The minister for Water Resources, River Development & Ganga Rejuvenation, Uma Bharti, has put scientists at the National Institute of Hydrology (NIH) in Roorkee on the job of figuring out where the river Ganga originates. We almost certainly know that the Ganga originates at Gaumukh, near Gangotri, if only because the NIH has an observatory nearby studying the river. There’s a ‘cow’ in ‘Gaumukh’. It all seems like a win. However, the minister thirsts to know if the river can be connected to the sacred lake Mansarovar in Tibet.

Mythology says that the great ascetic, Shiva, who lives there, broke Ganga’s furious descent to earth by catching her in his hair, and thus saved the earth from her raging floods. He held her in his matted locks, tamed her, and made her release her waters into seven streams, and if that’s not an ancient, proud Indian sex scene, I don’t know what is. In fact, I think there’s an exciting publishing opportunity in collating all the ancient proud Indian sex scenes from the scriptures and epics into a nicely designed little paperback series titled Spills & Boons, or Fills & Spoons or something.

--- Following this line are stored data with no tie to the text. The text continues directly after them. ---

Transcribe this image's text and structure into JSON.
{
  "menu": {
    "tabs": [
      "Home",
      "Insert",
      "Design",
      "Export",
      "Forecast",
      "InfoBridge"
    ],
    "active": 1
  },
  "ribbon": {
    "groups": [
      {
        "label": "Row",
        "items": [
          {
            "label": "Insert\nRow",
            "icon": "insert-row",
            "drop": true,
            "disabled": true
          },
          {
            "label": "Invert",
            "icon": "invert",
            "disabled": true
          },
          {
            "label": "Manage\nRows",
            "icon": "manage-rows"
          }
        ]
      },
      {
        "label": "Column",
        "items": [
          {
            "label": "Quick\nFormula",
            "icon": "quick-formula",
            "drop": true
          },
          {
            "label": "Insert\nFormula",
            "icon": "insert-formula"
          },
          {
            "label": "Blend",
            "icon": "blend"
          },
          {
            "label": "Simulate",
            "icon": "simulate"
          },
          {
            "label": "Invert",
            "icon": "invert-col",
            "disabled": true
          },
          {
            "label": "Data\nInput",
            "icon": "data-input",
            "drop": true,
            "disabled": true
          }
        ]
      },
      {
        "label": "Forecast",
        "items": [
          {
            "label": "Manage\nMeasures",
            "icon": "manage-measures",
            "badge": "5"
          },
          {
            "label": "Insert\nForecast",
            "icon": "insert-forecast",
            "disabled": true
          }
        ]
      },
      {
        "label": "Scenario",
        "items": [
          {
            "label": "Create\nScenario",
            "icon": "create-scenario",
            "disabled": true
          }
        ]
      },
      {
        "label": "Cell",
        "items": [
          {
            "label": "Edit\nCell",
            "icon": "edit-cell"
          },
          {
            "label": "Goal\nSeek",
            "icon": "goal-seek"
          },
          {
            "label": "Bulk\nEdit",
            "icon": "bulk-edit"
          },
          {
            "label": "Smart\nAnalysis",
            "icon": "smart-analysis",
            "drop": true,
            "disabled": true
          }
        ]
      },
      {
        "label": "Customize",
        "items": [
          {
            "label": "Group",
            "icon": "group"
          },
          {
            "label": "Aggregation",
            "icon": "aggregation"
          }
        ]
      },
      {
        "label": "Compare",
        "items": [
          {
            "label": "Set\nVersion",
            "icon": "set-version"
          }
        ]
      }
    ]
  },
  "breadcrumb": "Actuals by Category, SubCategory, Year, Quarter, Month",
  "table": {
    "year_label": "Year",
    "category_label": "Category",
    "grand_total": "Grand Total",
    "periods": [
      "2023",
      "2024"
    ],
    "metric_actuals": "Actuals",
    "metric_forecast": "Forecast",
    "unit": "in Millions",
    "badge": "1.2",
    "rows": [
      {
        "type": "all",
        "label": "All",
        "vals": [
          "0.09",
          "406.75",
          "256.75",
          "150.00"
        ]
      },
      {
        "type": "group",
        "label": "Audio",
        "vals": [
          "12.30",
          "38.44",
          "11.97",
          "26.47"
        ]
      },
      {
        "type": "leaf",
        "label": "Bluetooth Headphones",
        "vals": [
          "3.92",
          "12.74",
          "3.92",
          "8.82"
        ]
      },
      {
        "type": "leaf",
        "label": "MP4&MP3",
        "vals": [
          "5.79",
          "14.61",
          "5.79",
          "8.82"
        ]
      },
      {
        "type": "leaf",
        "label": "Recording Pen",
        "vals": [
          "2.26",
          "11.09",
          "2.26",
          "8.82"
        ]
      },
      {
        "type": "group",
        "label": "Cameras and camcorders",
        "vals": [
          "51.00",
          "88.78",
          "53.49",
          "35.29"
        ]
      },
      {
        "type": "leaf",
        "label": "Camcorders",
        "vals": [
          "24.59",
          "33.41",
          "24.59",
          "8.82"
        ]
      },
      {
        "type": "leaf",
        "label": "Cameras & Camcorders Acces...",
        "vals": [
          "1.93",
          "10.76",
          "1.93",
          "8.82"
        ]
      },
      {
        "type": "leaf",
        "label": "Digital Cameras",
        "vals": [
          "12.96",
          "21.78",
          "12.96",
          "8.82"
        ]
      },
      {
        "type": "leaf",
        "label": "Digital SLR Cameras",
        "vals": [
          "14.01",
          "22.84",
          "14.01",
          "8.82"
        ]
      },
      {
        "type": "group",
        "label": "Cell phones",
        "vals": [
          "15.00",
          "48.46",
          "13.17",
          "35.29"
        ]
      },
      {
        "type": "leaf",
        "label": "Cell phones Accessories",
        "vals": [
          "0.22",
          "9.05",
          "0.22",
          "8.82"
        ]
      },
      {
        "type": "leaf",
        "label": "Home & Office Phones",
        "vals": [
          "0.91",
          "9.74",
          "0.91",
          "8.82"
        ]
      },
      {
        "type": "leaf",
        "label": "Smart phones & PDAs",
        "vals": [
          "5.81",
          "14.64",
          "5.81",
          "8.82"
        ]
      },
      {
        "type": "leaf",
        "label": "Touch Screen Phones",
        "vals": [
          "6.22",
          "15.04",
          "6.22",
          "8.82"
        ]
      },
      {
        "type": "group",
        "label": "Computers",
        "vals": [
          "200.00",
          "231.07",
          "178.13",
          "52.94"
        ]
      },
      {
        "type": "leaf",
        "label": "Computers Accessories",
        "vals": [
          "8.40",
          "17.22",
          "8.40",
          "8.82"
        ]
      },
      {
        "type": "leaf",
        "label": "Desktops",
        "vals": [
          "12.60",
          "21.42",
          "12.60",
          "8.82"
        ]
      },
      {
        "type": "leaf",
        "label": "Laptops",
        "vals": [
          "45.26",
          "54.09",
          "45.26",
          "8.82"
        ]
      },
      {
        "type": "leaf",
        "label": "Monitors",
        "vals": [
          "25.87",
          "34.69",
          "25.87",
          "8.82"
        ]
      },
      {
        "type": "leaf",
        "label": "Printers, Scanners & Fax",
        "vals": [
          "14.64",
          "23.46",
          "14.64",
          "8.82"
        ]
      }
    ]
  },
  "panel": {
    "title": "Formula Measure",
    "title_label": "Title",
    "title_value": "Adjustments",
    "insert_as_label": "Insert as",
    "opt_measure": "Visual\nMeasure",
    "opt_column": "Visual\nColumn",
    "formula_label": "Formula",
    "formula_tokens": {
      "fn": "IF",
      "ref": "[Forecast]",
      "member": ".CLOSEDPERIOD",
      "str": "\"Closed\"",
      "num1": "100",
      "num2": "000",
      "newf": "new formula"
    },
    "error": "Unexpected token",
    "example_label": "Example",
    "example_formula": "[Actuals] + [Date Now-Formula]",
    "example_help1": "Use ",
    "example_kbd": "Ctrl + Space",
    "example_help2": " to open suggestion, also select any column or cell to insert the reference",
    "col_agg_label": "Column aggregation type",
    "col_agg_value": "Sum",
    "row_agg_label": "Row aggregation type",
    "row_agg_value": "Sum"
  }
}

At any rate, the minister isn’t going to take mythology’s word for it like some unscientific yob. Like all Taureans, she’s very determined. So the scientists are going to use water isotopes tracer technology to see if the Ganga can in any way be connected, via drifting molecules or whatever, to Mansarovar. Would proving this connection not give mythology the fillip it needs to create jobs, improve infrastructure, and lift people out of poverty? One of the NIH’s experts acknowledged, with magnificent restraint, that: “The new task is a challenging one as we are heading into a completely different direction.”

I have no idea what water isotopes tracer technology is. I think maybe it’s when scientists assemble in a lab equipped with cutting-edge dart boards and beer, and sit around playing cards and telling sociologist jokes for the duration of a reasonable science experiment, before releasing a statement saying, “Our results show that this has been a total hoot, and we would now like to apply for government funding to investigate the turning radius of Kartikeya’s peacock if it had to get away from Brahma’s pillar of fire at speed. Your turn to deal.”

I will say, though, that Uma Bharti’s is not the stupidest scientific experiment I’ve heard of. That would have to be the experiment that showed that rats cannot differentiate between Dutch and Japanese sentences when a video is played backwards to them.

But I’m nitpicking. The truth is that I’ve always had a big thing for Shiva. He’s romantic perfection—passionate, powerful, unavailable, good dancer. It’s straight out of Thrills & Moon. I’m actually okay with the government throwing money at him; I’ll just pretend that I’m tucking it into his loincloth.